伊奈備前守忠次(いなびぜんのかみただつぐ)
吉田神社の北東に備前堀がある。別名『伊奈堀』とも呼ばれている。これは伊奈備前守忠次が造った堀で、度重なる千波湖の氾濫に頼房の命を受け、治水と利水を兼ねたかんがい用水で、千波湖の水を引き三又橋水門より一部は常澄を経て涸沼川へ、一部は大野を経て那珂川へ至り、その延長は約
12km・21ケ村1000ヘクタールを灌漑した。慶長七年(1602)佐竹氏の秋田移封されると、関東郡代であった忠次に奉行を命じ常陸地域の見地を行わせた。農民に炭焼き、養蚕、製塩などを勧め、桑、麻、楮などの栽培方法を伝えて広めた。この年十月に武田信𠮷が水戸に入る。その十ヶ月後に信𠮷死去、徳川頼宣が藩主となるが、在位中一度も水戸に来たことはなかった。その間、芦沢信重が財務を、伊奈忠次が領内の支配に当たった。慶長十四年徳川頼房が藩主になるが、水戸に入るのは元和五年(1619)であった。

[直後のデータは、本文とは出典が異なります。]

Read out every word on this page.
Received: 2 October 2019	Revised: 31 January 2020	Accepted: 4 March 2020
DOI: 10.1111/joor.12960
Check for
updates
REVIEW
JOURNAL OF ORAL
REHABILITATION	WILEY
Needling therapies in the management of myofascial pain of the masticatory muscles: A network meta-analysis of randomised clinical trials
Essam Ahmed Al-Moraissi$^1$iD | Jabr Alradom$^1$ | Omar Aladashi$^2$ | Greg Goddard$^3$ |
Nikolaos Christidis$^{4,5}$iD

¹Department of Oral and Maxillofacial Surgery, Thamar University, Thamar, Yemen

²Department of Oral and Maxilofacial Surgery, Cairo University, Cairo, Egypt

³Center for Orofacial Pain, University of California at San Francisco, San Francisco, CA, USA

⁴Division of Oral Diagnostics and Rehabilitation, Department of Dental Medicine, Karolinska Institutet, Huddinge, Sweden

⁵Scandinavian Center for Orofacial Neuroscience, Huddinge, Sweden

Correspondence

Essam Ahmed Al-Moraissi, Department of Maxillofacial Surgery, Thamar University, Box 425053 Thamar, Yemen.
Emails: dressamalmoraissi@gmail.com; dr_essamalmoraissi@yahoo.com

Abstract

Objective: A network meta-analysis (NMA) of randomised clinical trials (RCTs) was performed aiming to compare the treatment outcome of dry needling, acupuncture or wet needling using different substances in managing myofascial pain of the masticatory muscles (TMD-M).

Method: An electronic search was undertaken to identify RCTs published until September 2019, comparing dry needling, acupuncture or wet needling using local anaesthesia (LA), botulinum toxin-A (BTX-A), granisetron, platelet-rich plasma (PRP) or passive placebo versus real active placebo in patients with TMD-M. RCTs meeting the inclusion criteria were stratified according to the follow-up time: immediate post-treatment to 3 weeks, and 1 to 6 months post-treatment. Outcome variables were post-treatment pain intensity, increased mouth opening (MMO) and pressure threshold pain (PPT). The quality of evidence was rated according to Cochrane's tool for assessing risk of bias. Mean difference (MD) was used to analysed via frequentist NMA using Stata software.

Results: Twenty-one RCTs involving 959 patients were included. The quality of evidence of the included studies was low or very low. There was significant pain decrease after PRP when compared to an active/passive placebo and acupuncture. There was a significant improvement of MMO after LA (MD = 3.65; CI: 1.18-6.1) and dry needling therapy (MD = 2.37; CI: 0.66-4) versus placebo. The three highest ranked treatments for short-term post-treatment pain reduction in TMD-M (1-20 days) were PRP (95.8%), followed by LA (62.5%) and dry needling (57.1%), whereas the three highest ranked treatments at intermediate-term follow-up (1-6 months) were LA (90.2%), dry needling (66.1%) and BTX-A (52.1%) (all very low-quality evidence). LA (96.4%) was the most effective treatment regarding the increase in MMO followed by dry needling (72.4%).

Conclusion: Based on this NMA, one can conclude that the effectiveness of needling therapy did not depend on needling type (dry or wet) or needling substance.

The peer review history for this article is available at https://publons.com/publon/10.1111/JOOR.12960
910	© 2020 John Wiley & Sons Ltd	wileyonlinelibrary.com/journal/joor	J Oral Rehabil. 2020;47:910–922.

慶長15年(1610年)、忠次は61歳で死去、遺領と代官職は嫡男・忠政が継いだ。次男の伊奈半十郎忠治(いな・はんじゅうろうただはる)兄忠政の後をつぎ関東郡代となる。勘定奉行を兼ね、関八州および駿遠参三国の貢税を掌る。忠治の長子、伊奈半左衛門忠克(いな・はんざえもんただかつ)は玉川上水・利根川流路を鬼怒川に結び銚子につなげた。このように、伊奈家は土木治水の地方巧者(じかたこうしゃ)として名を残している。
元治元年八月十日 1864年
水戸藩主徳川慶篤の名代として松平頼徳が水戸城に立てこもる書生派の鎮圧に向かい、城明け渡しを説得するが受け入れられず、抗戦に及んだ。松平頼徳軍は吉田神社、一方書生軍は備前堀側から攻撃。当時七軒町に住んでいた豊田芙雄宅に砲弾が何発も飛び込み、家族は千波湖から舟で弘道館に避難した。豊田芙雄は日本初の公立幼稚園《御茶ノ水付属幼稚園》の最初の保姆になった人である。